THE CZECH REPUBLIC, Hungary, Poland and Slovakia have taken a step toward NATO integration by agreeing to a US Department of Defense (DoD) proposal to unify their respective air-defence and air-traffic-control systems.
As an incentive, the USA is offering $25 million over a two-year period in aid to help realise the programme.
Senior defence- and transport-ministry officials from the four countries, collectively known as the Visegrad, met earlier this month in Trencin, Slovakia, to discuss closer co-operation in the sphere of air-defence and air-traffic-control integration within the context of the DoD-sponsored Regional Airspace Initiative, originally proposed by US President Bill Clinton during the Prague summit held in 1994.
The conference was also attended by senior Pentagon officials who, when addressing the audience, underlined the Initiative's importance, stressing that it was not part of an effort to segregate the group from the Western security alliance.
"This offer is not intended to advocate a regional alliance among your four nations, nor is it intended to distract your attention away from NATO membership," said Emmett Paige Assistant US Secretary of Defence for Command, Control, Communication, and Intelligence.

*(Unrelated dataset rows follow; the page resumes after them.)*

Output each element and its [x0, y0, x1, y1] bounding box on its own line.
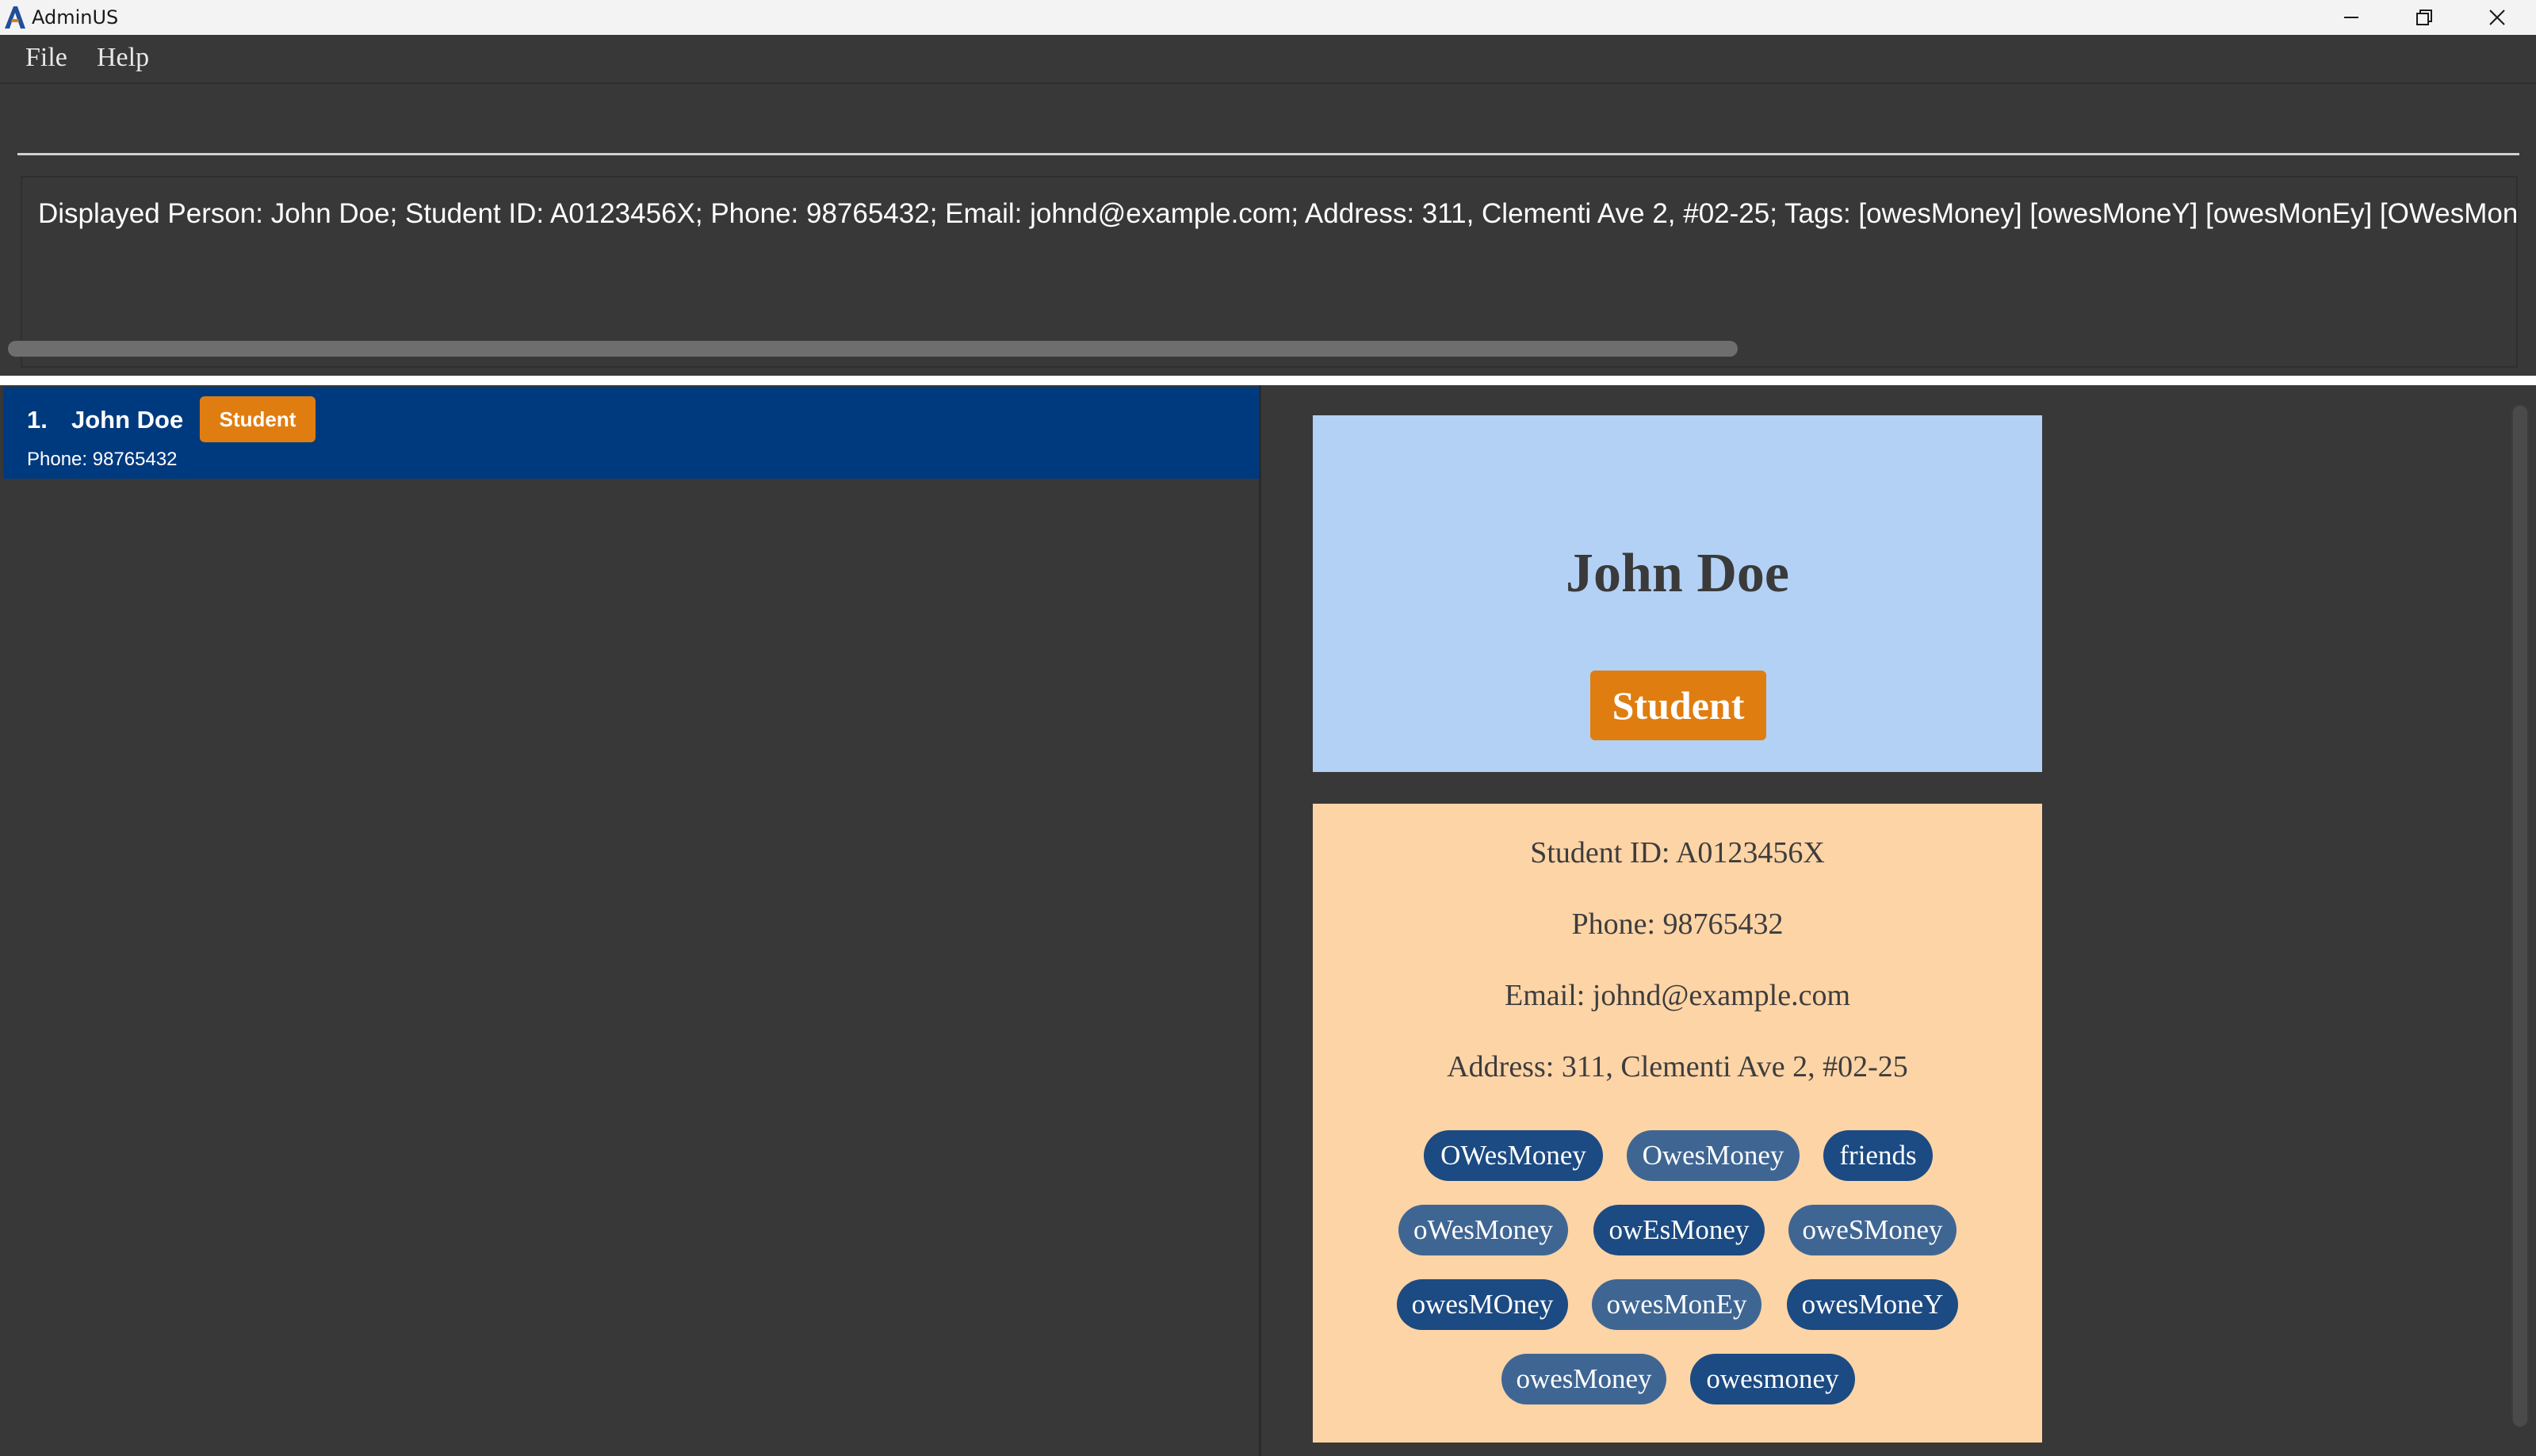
- tag-chip: OWesMoney: [1424, 1130, 1603, 1181]
- detail-header-card: John Doe Student: [1313, 415, 2042, 772]
- tag-chip: owesmoney: [1690, 1354, 1855, 1404]
- person-card[interactable]: 1. John Doe Student Phone: 98765432: [3, 387, 1259, 479]
- command-input[interactable]: [17, 86, 2519, 155]
- detail-name: John Doe: [1566, 543, 1789, 604]
- admin-logo-icon: [5, 6, 25, 29]
- menu-help[interactable]: Help: [97, 43, 149, 73]
- tag-chip: owesMonEy: [1592, 1279, 1761, 1330]
- detail-student-id: Student ID: A0123456X: [1530, 836, 1825, 869]
- maximize-button[interactable]: [2388, 0, 2461, 35]
- person-phone: Phone: 98765432: [27, 449, 178, 470]
- tag-chip: owesMoney: [1501, 1354, 1666, 1404]
- tag-chip: oweSMoney: [1788, 1205, 1957, 1255]
- result-display-area: Displayed Person: John Doe; Student ID: …: [0, 168, 2536, 374]
- detail-email: Email: johnd@example.com: [1505, 979, 1850, 1012]
- result-horizontal-scrollbar[interactable]: [8, 341, 1738, 357]
- tag-chip: friends: [1823, 1130, 1933, 1181]
- detail-info-card: Student ID: A0123456X Phone: 98765432 Em…: [1313, 804, 2042, 1443]
- window-title: AdminUS: [32, 6, 119, 29]
- maximize-icon: [2416, 10, 2432, 25]
- person-name: John Doe: [71, 406, 184, 434]
- menu-file[interactable]: File: [25, 43, 67, 73]
- detail-address: Address: 311, Clementi Ave 2, #02-25: [1447, 1050, 1908, 1083]
- tag-chip: OwesMoney: [1627, 1130, 1800, 1181]
- section-divider: [0, 376, 2536, 385]
- tag-chip: owEsMoney: [1593, 1205, 1765, 1255]
- tag-chip: owesMoneY: [1787, 1279, 1958, 1330]
- close-button[interactable]: [2461, 0, 2534, 35]
- tag-chip: owesMOney: [1397, 1279, 1568, 1330]
- menu-bar: File Help: [0, 35, 2536, 84]
- close-icon: [2489, 10, 2505, 25]
- title-bar: AdminUS: [0, 0, 2536, 35]
- detail-role-badge: Student: [1590, 671, 1766, 740]
- person-role-badge: Student: [200, 396, 316, 442]
- detail-phone: Phone: 98765432: [1571, 908, 1784, 941]
- person-index: 1.: [27, 406, 48, 434]
- person-list-panel: 1. John Doe Student Phone: 98765432: [0, 385, 1259, 1456]
- result-text: Displayed Person: John Doe; Student ID: …: [38, 198, 2518, 229]
- minimize-button[interactable]: [2315, 0, 2388, 35]
- command-box: [0, 86, 2536, 168]
- tag-chip: oWesMoney: [1398, 1205, 1568, 1255]
- detail-scrollbar-thumb[interactable]: [2513, 406, 2527, 1427]
- result-display[interactable]: Displayed Person: John Doe; Student ID: …: [21, 176, 2518, 368]
- minimize-icon: [2344, 17, 2358, 18]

Paige stated that, by jointly developing a modernisation strategy for regional-airspace management, the four nations will demonstrate their resolve to achieve stability through clearly defined co-operative relationships with their neighbours.
According to Paige, the Pentagon is prepared to set aside up to $25 million to help establish state-of-the-art national command centres in each of the four Visegrad nations.
He stressed, however, the need for the four states to take the initiative immediately by making critical investment decisions which are the cornerstone of inter-operability with Western European countries.
The Assistant US Defence Secretary urged the defence and transport ministries to change aviation laws, and adopt Western standards for civilian control of airspace during peace time.
He also encouraged country representatives to begin funding programmes that would equip military aircraft with NATO-compatible transponders for improving flying safety.